Oh, no! Rama ada di sini? Mati, deh, gue! Gimana, nih? Apa yang harus gue lakuin? Gawat! Anaya bergumam.
"Kok lama banget, Nay?" Rama berjalan mendekati gadis itu.
Tubuh Anaya gemetar. Dia mengepalkan kedua tangannya agar bisa tenang. Dia tahu apa yang baru saja dilakukannya adalah sebuah kesalahan besar. Bagaimana kalau Rama sudah mendengar semuanya? Bukan masalah jika Rama hanya menggantinya dengan orang lain, tetapi mungkin dia akan kehilangan Rama selama-lamanya.
"Gue udah nungguin dari tadi. Yuk!" seru Rama sembari menarik tangan Anaya.
Anaya memelotot. "I-iya... Maaf," jawabnya dengan terbata-bata.

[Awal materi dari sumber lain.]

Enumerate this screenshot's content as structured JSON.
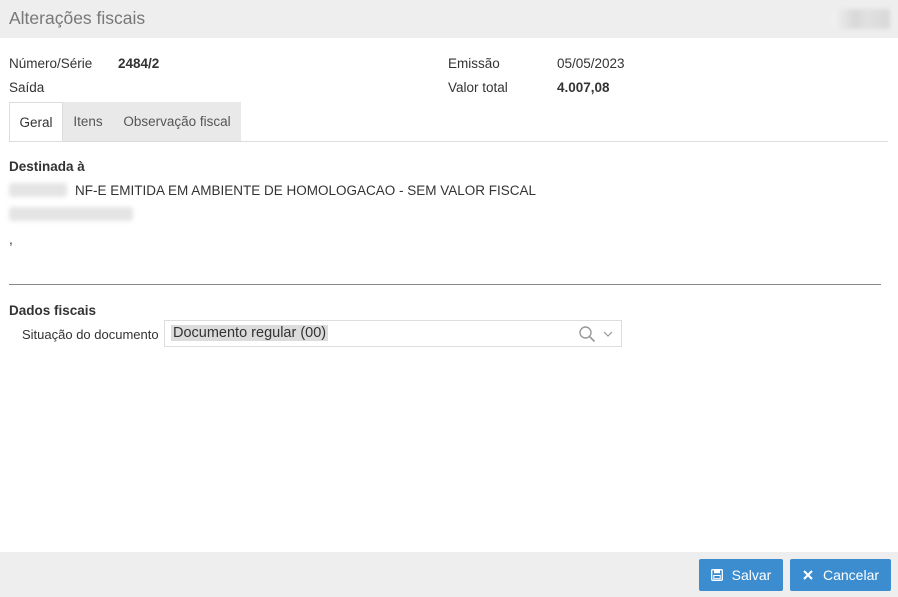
{
  "window": {
    "title": "Alterações fiscais"
  },
  "header": {
    "numero_serie_label": "Número/Série",
    "numero_serie_value": "2484/2",
    "tipo_label": "Saída",
    "emissao_label": "Emissão",
    "emissao_value": "05/05/2023",
    "valor_total_label": "Valor total",
    "valor_total_value": "4.007,08"
  },
  "tabs": [
    {
      "label": "Geral",
      "active": true
    },
    {
      "label": "Itens",
      "active": false
    },
    {
      "label": "Observação fiscal",
      "active": false
    }
  ],
  "destinada": {
    "title": "Destinada à",
    "name": "NF-E EMITIDA EM AMBIENTE DE HOMOLOGACAO - SEM VALOR FISCAL",
    "comma": ","
  },
  "dados_fiscais": {
    "title": "Dados fiscais",
    "situacao_label": "Situação do documento",
    "situacao_value": "Documento regular (00)"
  },
  "footer": {
    "save_label": "Salvar",
    "cancel_label": "Cancelar"
  },
  "icons": {
    "save": "floppy-disk-icon",
    "cancel": "close-icon",
    "search": "search-icon",
    "dropdown": "chevron-down-icon"
  },
  "colors": {
    "primary_button": "#3c8dcf",
    "titlebar_bg": "#eeeeee"
  }
}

Tidak hanya Anaya, Noni dan teman-temannya pun ikut terkejut dengan sikap Rama. Mereka bingung. Mengapa Rama masih bersikap biasa saja?
"Mau jalan nggak, nih? Atau kita ke studio aja?" tanya Rama sambil menoleh ke belakang, ke arah Anaya.
"Eh, nggak. Gue nggak mau ke studio." Anaya menyahut dengan cepat.
Rama tertawa.
Noni bingung dengan sikap Rama. Padahal, sudah jelas Rama berdiri di belakang mereka dan mendengar semua ucapan Anaya. Namun, mengapa Rama masih bersikap santai dan seperti tidak tahu apa-apa?
Setelah Rama dan Anaya hilang dari pandangan Geng Mancha, Tantri menepuk pundak Noni dengan pelan. "Kok, Rama biasa aja, ya?" tanyanya.
Noni mengangkat bahunya.
"Bukannya dia udah dengar semua ucapan si Naya?" tanya Rika sembari memainkan kipas kecil yang baru saja diambilnya dari lantai.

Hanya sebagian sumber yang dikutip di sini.